| WIT's World Ecology Report - Vol. 08, No. 2 - Critical Issues in Health and the Environment (WIT, 1996, 16 pages) |
John Last, MD
Director
Department of
Epidemiology and Community Medicine
Institute of Infectious
Diseases
University of Ottawa
Ottawa, Ontario, Canada
Available evidence and the majority opinion of atmospheric scientists suggest that greenhouse gas accumulation will cause (perhaps already is causing) the biosphere to get warmer. Global climate models diverge in their forecasts of the extent of warming, the regional variation, and accompanying changes in precipitation. The majority opinion is that temperate zones will get warmer (perhaps 1-4° C) over the next 50-100 years, and that some at least will get wetter.
A rise in ambient temperature enhances the activity and reproductive capacity of many insect vectors of disease, and in some cases, also of the pathogenic organisms that are carried by these vectors. The wider distribution and abundance of both vectors and pathogens increases the range and severity of certain epidemic and endemic infectious diseases.
A related change in stratospheric ozone layer attentuation leading to increased surface level ultraviolet radiation is also predicted. The consequences of this include impaired immune responses both of humans and domesticated animals, enhancing their vulnerability to infectious diseases. The outcome of these phenomena is a considerable increase in the risks both to humans and to animal herds of severe epidemics of infectious disease.
Other aspects of global change have to be taken into account. Climate change will likely be accompanied by declining soil moisture levels in the world's principal grain-growing areas leading to reduced agricultural output. Food shortages are already serious in several regions of the developing world: chronic under-nutrition aggravates the impact of infection, so there can be high fatality rates from otherwise trivial outbreaks of infectious disease.
Rich industrial nations have not experienced food shortages because they can afford to buy from food-producing countries, but if climate change seriously impairs agricultural output, this might change; and food shortages in the rich nations would have the same consequences as in the poorer nations of the developing world, including enhanced susceptibility to infections.

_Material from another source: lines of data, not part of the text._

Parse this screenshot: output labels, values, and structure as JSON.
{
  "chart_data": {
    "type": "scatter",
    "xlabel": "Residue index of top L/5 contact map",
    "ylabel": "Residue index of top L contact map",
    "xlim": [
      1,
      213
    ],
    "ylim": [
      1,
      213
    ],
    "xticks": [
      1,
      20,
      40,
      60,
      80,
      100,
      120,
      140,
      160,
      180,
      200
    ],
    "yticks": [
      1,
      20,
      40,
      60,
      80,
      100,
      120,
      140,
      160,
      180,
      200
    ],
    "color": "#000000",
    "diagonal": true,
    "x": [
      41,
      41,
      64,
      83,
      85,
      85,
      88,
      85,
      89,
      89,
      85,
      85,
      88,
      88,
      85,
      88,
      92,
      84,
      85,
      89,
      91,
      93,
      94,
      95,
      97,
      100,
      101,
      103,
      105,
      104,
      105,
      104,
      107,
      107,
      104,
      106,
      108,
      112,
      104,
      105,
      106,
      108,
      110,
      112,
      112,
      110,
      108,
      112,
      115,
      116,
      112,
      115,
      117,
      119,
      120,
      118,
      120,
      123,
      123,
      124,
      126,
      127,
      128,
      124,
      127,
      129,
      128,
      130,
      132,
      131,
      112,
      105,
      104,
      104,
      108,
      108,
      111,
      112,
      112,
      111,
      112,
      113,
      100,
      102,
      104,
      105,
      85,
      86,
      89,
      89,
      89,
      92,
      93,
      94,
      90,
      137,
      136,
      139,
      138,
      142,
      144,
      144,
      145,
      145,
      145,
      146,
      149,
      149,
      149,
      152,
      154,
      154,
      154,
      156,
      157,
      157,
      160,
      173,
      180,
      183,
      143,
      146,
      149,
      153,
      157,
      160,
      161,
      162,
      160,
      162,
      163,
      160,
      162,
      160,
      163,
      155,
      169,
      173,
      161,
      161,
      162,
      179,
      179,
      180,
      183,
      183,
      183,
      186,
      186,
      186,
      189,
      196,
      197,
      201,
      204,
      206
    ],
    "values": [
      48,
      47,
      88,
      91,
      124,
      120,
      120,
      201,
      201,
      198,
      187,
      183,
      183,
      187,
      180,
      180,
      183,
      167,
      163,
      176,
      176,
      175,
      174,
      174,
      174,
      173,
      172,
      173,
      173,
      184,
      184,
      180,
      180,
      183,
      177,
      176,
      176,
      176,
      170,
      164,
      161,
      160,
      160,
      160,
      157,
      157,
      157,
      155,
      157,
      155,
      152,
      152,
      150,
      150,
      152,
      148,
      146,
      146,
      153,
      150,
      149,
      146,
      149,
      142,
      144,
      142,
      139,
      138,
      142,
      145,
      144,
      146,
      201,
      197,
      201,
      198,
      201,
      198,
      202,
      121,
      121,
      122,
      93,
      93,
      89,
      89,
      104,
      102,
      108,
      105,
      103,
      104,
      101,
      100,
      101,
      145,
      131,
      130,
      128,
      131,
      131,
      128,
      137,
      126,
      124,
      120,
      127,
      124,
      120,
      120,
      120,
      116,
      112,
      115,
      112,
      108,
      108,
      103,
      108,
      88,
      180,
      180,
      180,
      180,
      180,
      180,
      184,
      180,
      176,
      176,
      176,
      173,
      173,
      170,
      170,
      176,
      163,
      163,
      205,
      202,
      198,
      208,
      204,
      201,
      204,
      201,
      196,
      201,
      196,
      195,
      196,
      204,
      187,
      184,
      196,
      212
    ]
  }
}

Underlying all the human-induced global changes is the relentless demographic force of population growth, currently at an annual rate of about 90 million. This is accompanied by unprecedented population movements, notably rural-to-urban shifts, especially into periurban slums in many parts of the developing world, and also movement from poor to rich nations of large numbers often described as "environmental" refugees. This set of factors also increases the risk of epidemics, people on the move take their diseases with them, and are often exposed to new diseases when they reach their destinations.